Tamimi, qui est né en 1967 et qui n’a jamais connu que l’occupation militaire, a été emprisonné durant la Première Intifada et a fait partie des responsables des protestations populaires du village durant la décennie écoulée. Aujourd’hui, toutefois, il a laissé tomber la solution à deux États. « Ce n’est plus une option », dit-il.

La famille Tamimi et son village avaient fait les gros titres mondiaux fin 2017, quand Ahed avait giflé un soldat israélien qui était entré dans la cour de la maison familiale lors de l’une des manifestations du vendredi.

Plus tôt, le même jour, un soldat avait tiré une balle dans la tête d’un parent de la famille, qui avait 15 ans. Quelques jours plus tard, les soldats avaient arrêté Ahed, 16 ans à l’époque, à son domicile, au beau milieu de la nuit. Sa mère, Nariman, avait été arrêtée peu après sa fille pour avoir filmé l’incident de la gifle. Toutes deux allaient rester huit mois en prison.

« Pourquoi Ahed a-t-elle giflé ce soldat ? » demande Tamimi sentencieusement, lors d’une réunion avec des journalistes venus d’Israël.

« Parce que je ne l’ai pas fait moi-même. Voilà la réalité : Nous avons besoin de nouvelles idées et nous ne pouvons espérer des résultats différents si nous continuons sur la même voie. Il nous faut nous concentrer sur un but et changer nos méthodes en fonction de ce but, et il ne peut en être autrement. »

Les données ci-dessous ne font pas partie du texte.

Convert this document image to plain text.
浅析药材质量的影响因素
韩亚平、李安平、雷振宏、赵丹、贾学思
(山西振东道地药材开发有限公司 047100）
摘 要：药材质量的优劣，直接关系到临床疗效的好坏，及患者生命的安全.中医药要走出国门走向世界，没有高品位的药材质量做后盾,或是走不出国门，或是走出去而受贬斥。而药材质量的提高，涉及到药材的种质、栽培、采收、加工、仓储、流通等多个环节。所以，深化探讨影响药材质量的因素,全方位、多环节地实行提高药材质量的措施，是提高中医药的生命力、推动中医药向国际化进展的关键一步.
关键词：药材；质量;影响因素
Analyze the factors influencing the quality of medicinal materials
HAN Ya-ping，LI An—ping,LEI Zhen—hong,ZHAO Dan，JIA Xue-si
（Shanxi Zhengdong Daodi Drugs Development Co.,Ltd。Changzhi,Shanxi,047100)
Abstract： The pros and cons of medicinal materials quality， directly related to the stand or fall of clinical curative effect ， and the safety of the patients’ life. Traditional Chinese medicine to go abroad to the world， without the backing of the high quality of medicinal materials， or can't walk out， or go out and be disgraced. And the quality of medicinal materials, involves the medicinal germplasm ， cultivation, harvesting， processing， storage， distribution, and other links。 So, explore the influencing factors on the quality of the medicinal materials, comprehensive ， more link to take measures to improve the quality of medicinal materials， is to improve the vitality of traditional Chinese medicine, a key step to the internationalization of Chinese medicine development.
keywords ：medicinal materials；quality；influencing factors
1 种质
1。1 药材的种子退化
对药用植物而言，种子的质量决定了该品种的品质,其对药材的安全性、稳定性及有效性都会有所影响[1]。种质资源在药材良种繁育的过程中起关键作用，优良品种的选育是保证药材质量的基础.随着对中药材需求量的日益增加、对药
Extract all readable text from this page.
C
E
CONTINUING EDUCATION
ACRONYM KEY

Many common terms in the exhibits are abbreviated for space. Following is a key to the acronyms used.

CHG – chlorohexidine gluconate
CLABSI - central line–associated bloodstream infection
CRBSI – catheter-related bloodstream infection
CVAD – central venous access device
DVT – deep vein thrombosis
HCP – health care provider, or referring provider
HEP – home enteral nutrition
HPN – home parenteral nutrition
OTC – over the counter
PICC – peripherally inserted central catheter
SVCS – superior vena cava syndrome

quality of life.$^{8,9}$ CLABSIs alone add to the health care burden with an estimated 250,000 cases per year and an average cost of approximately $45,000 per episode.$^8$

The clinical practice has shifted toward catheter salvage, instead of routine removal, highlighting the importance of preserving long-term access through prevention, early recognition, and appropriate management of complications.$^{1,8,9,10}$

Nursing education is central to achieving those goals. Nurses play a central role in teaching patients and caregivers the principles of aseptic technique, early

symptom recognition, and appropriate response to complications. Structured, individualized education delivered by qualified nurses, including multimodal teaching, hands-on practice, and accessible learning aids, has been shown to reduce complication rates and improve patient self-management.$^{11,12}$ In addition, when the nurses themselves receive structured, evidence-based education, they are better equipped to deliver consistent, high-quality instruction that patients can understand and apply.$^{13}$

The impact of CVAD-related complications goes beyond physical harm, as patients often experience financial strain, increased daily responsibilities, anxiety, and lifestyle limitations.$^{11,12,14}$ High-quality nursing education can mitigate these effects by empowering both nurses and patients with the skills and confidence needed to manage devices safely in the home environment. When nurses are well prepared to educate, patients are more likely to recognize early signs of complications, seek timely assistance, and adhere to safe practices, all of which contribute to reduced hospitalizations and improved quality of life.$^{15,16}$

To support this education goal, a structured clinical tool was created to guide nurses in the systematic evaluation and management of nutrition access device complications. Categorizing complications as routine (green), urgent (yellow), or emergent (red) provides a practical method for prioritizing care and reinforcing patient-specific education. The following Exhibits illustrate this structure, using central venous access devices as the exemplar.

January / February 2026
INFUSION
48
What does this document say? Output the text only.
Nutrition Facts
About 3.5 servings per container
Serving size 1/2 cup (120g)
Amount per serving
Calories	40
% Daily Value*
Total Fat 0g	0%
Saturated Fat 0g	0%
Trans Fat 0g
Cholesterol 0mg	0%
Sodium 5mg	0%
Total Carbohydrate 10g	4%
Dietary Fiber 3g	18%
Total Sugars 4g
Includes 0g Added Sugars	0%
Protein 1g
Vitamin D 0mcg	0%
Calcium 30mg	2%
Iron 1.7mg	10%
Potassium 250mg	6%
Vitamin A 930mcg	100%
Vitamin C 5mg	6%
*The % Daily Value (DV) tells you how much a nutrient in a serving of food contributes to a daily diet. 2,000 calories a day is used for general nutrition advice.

« Nous ne voulons pas vivre dans une illusion », poursuit Tamimi.

« Le processus de paix a commencé à Madrid en 1992, mais le  »Deal du Siècle » a mis fin pour de bon à ce processus. Toutefois, la situation actuelle est meilleure que ce qu’ils proposent [dans le plan de Trump], qui ne parle ni de droit au retour ni de contiguïté territoriale – uniquement d’un transfert de population et d’un contrôle total de la part d’Israël. »

« Changer la mentalité de l’occupation est plus ardu que changer la situation sur le terrain »

Nabi Saleh était l’un des quatre villages de Cisjordanie à avoir son entrée bloquée par l’armée israélienne la semaine dernière, suite à des protestations de colons à propos de jets de pierres dans la zone. Mardi dernier, la circulation a été détournée en dehors du village après que les soldats et la police frontalière ont étendu la punition collective en contrôlant les véhicules tant entrants que sortants. Le lendemain, les résidents se sont mis à rouler autour de la sortie fermée, malgré la présence des troupes israéliennes.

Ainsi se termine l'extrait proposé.